Forest very similar to Otari-Wilton's Bush grew on the well-drained hill slopes and ridges of Island Bay. Tawa, titoki, hinau, mahoe (whitey wood), rimu, kohekohe, totara, nikau, rewarewa, matai and miro would all have figured to some extent as canopy trees. Under them grew smaller trees and shrubs such as kawakawa, rangiora, tree ferns (wheki and ponga), putaputaweta, kaikomako, lemonwood, hangehange, mapau, karamu and konano. The forest floor was dominated by ferns. Vines such as supplejack, bush lawyer, kiekie, native passionfruit and native jasmine would have been common throughout the forest.
Drifting sand on Island Bay's dunes was stabilised by spinifex, a native grass, and pingao, a sedge. Sand Coprosma, piripiri and native bindweed sprawled over consolidated sand dunes. Sand daphne and a couple of other sedges (noded sedge and sand sedge) grew here too. Where coarser materials - fine and coarse gravels - accumulated, scabweed (raoulia) and iceplant mats flourished.
In 1855 a massive earthquake uplifted a fringe of rocky land on either side of Island Bay's sandy beach as well as a rock platform bounding Tapu Te Ranga Island. Low-growing, hardy shrubs and herbaceous plants established in the new foreshore's nooks and crannies. Coastal flax and divaricating shrubs were prominent. Alongside brackish pools salt-tolerant plants such as oioi rush, glasswort, remuremu and shore primrose grew.
An open shrubland and low forest grew on the rocky headlands and cliffs on either side of Island Bay and probably covered the upper slopes of Tapu Te Ranga Island. Coastal flax, wild spaniard and silver tussock grew on the most exposed gale-swept sites. Akiraho, tree koromiko, kowhai, taupata, Solander's daisy, tauhinu, mahoe, manuka, established in slightly more sheltered sites where a thin soil developed.

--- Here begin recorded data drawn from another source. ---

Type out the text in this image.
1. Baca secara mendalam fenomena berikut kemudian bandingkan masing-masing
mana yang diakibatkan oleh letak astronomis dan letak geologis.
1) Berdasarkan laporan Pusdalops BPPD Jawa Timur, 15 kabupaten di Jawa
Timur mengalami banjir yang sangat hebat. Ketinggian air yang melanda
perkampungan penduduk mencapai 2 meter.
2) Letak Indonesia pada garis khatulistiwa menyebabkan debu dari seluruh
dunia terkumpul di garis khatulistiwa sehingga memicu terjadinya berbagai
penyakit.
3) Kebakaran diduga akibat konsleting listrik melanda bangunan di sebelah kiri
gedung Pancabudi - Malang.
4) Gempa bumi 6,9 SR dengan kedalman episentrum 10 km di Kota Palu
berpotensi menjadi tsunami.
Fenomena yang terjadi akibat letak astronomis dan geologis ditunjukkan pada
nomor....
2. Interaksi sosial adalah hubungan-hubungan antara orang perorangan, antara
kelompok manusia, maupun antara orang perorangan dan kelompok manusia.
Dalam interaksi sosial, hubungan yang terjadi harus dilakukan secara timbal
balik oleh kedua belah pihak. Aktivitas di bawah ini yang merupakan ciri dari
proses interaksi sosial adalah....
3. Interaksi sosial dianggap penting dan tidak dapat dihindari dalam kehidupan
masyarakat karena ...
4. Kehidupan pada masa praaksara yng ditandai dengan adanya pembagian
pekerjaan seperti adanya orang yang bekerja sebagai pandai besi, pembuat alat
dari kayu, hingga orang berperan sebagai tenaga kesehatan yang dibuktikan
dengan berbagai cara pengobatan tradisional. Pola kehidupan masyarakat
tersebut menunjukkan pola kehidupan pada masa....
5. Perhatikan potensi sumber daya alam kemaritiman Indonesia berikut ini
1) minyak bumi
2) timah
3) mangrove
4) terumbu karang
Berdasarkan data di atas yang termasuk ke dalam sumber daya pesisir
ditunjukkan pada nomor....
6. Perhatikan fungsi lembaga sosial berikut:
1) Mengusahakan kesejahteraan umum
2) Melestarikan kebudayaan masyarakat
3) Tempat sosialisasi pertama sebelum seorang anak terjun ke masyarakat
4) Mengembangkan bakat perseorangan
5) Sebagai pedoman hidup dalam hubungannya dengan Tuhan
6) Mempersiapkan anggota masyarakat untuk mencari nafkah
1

Although Maori had kumara gardens in Island Bay's main valley (Paekawakawa) and small (and temporary) settlements on the headlands in the 18th century, there is little evidence that they cleared the entire forest. In 1840 when European settlers arrived, most of Wellington peninsula with the exception of Miramar and Thorndon Flat was covered in tall forest. The western and southern portions were uninhabited and had been so for some 20 years at least, following the defeat of Ngati Ira by invading northern tribes.
The forests seem to have been totally cleared in the first decades of European settlement, between 1840 and 1880 and sown to pasture. The earliest photographs of Island Bay (1890s) show pasture land on the hill slopes - with no logs or burnt trunks visible. Secondary scrub is apparent in some gullies, but by 1900 there was no longer any tall forest in Island Bay.